子どもがいない夫婦の「笑顔相続」
皆さま、こんにちは!千原です。今回は「子供のいない夫婦」の二次争族についてお話ししたいと思います。
妻が夫の財産を相続したあとの二次相続
子どもがいない夫婦のどちらかが亡くなった時、相続権があるのは配偶者だけではありませんよね。
亡くなった人のご両親や兄弟、甥・姪も相続権利が発生するので、全財産を配偶者へ相続させるためには、遺言書で「配偶者へ全財産を相続させる」と、意思を示す必要があります。兄弟に遺留分はありませんので、遺言者の意思は守れます。
それでは、夫が先に亡くなったと仮定して、妻が夫の財産を相続したあとの二次相続はどうなるでしょうか。
子供がいないので、妻のご両親や兄弟、甥・姪が相続権利者となりますよね。相続する財産には、夫が先祖代々引き継いだ不動産や家業などもあるでしょう。これが夫の一族ではなく、妻の一族へと流れていくというのには、何だか違和感を覚えますが、日本民法の法定相続ではこうなってしまいます。

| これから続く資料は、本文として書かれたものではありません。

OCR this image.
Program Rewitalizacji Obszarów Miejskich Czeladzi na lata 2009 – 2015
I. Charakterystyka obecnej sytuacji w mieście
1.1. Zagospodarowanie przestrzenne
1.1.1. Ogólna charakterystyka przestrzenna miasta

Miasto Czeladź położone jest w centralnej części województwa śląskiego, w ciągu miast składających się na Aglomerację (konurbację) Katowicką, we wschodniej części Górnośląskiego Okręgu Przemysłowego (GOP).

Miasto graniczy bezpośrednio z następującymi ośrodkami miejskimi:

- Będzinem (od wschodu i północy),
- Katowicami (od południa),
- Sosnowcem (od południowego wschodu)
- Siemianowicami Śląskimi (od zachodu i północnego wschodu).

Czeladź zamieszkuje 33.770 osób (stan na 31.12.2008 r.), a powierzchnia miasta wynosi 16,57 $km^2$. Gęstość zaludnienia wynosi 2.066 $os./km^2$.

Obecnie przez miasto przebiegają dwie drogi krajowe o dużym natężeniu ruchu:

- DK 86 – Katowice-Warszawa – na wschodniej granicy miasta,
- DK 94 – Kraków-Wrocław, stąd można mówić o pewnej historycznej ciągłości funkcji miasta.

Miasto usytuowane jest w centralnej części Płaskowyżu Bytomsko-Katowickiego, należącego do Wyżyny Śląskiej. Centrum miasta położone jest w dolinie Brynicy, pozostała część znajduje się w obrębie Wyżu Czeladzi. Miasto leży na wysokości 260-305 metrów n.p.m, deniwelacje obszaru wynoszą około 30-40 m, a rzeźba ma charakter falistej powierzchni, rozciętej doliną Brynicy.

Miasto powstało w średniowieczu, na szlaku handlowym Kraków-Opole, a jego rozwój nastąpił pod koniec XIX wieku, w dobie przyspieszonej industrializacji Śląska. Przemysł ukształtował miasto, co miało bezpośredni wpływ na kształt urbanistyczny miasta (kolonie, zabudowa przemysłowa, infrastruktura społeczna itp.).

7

もし、夫ではなく、妻が先に亡くなったと仮定したら、そのあとに亡くなる夫の財産は、当然に、夫のご両親や兄弟、甥・姪が相続権利者になっているはずです。
このように、相続というものは亡くなる順番によって誰が相続するのかが変わってくるものなのです。
対策は、やはり「遺言書」。
不動産業に携わる私としては、特に先祖代々引き継がれた不動産などについては、このことについて、ご夫婦できちんと話しあっておいてほしいと思います。仮に前述のケースであれば、妻も遺言書を書いておくと安心です。
遺言書の内容としては、可能であれば、夫が「先祖代々引き継いだ不動産」については、少しでも、夫の親族に戻してあげられるよう配慮してほしいと願います。具体的には、遺産の一部を「遺贈」することで、妻の遺産の相続権利がない夫の親族にも、遺産を分けることができます。
自分が愛した人の家族を大切に思う。
人生の最後に、そんな想いのこもった遺言書を残すことができたなら、妻の親族も夫の親族も、「笑顔で相続」を終えられるのではないでしょうか。